Larger bladders for protagonists. Less weird lisping from narrator when doing #ladyvoices
What three words best describe Gary Tiedemann’s performance?
THhhhhhhhibilenthe! BABY VOICE!
Any additional comments?
If you're looking for a book about a family that naps and pees just allllll the time and is ready for ghosts to take advantage of their hypersomnia and lack of foresight at bed time, this is the book for you.
18 of 25 people found this review helpful
What made the experience of listening to The Third Floor the most enjoyable?
The Third Floor is a prototypical haunted house story. Family moves to a new town with a local reputation for unexplainable phenomena. The house the family moves into tortures and haunts the family because of its sordid past. It's by no means a new story, but it's interesting and well told and since every story has been told before, all we can ask of our authors is to retell the story better and/or more interestingly than others who've come before and I think Moore does a really good job.
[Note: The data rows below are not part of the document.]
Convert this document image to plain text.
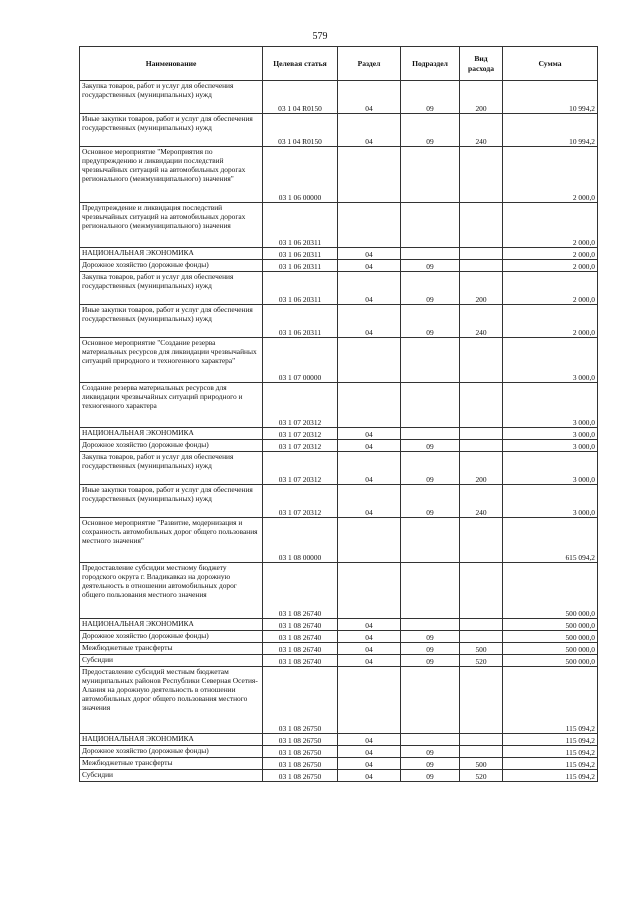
579
Наименование	Целевая статья	Раздел	Подраздел	Вид расхода	Сумма
Закупка товаров, работ и услуг для обеспечения государственных (муниципальных) нужд	03 1 04 R0150	04	09	200	10 994,2
Иные закупки товаров, работ и услуг для обеспечения государственных (муниципальных) нужд	03 1 04 R0150	04	09	240	10 994,2
Основное мероприятие "Мероприятия по предупреждению и ликвидации последствий чрезвычайных ситуаций на автомобильных дорогах регионального (межмуниципального) значения"	03 1 06 00000				2 000,0
Предупреждение и ликвидация последствий чрезвычайных ситуаций на автомобильных дорогах регионального (межмуниципального) значения	03 1 06 20311				2 000,0
НАЦИОНАЛЬНАЯ ЭКОНОМИКА	03 1 06 20311	04			2 000,0
Дорожное хозяйство (дорожные фонды)	03 1 06 20311	04	09		2 000,0
Закупка товаров, работ и услуг для обеспечения государственных (муниципальных) нужд	03 1 06 20311	04	09	200	2 000,0
Иные закупки товаров, работ и услуг для обеспечения государственных (муниципальных) нужд	03 1 06 20311	04	09	240	2 000,0
Основное мероприятие "Создание резерва материальных ресурсов для ликвидации чрезвычайных ситуаций природного и техногенного характера"	03 1 07 00000				3 000,0
Создание резерва материальных ресурсов для ликвидации чрезвычайных ситуаций природного и техногенного характера	03 1 07 20312				3 000,0
НАЦИОНАЛЬНАЯ ЭКОНОМИКА	03 1 07 20312	04			3 000,0
Дорожное хозяйство (дорожные фонды)	03 1 07 20312	04	09		3 000,0
Закупка товаров, работ и услуг для обеспечения государственных (муниципальных) нужд	03 1 07 20312	04	09	200	3 000,0
Иные закупки товаров, работ и услуг для обеспечения государственных (муниципальных) нужд	03 1 07 20312	04	09	240	3 000,0
Основное мероприятие "Развитие, модернизация и сохранность автомобильных дорог общего пользования местного значения"	03 1 08 00000				615 094,2
Предоставление субсидии местному бюджету городского округа г. Владикавказ на дорожную деятельность в отношении автомобильных дорог общего пользования местного значения	03 1 08 26740				500 000,0
НАЦИОНАЛЬНАЯ ЭКОНОМИКА	03 1 08 26740	04			500 000,0
Дорожное хозяйство (дорожные фонды)	03 1 08 26740	04	09		500 000,0
Межбюджетные трансферты	03 1 08 26740	04	09	500	500 000,0
Субсидии	03 1 08 26740	04	09	520	500 000,0
Предоставление субсидий местным бюджетам муниципальных районов Республики Северная Осетия-Алания на дорожную деятельность в отношении автомобильных дорог общего пользования местного значения	03 1 08 26750				115 094,2
НАЦИОНАЛЬНАЯ ЭКОНОМИКА	03 1 08 26750	04			115 094,2
Дорожное хозяйство (дорожные фонды)	03 1 08 26750	04	09		115 094,2
Межбюджетные трансферты	03 1 08 26750	04	09	500	115 094,2
Субсидии	03 1 08 26750	04	09	520	115 094,2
Tiedemann does an excellent job of contributing to the creepy vibe of the story and infuses excellent vocalizations to the various characters you grow to identify with in the story.
If you were to make a film of this book, what would the tag line be?
Let the home buyer beware...of ghosts!
6 of 8 people found this review helpful
The narrator was really good at doing the different voices in this story and that made it better for me. I also like the story it sounded like it would be a really good movie although I could predict some of the things that were going to happen it was still a very good story
1 of 1 people found this review helpful
This is a decent horror story but definitely on the tame side. What I mean is, it will entertain you, but probably not keep you up at night or have you checking under the bed.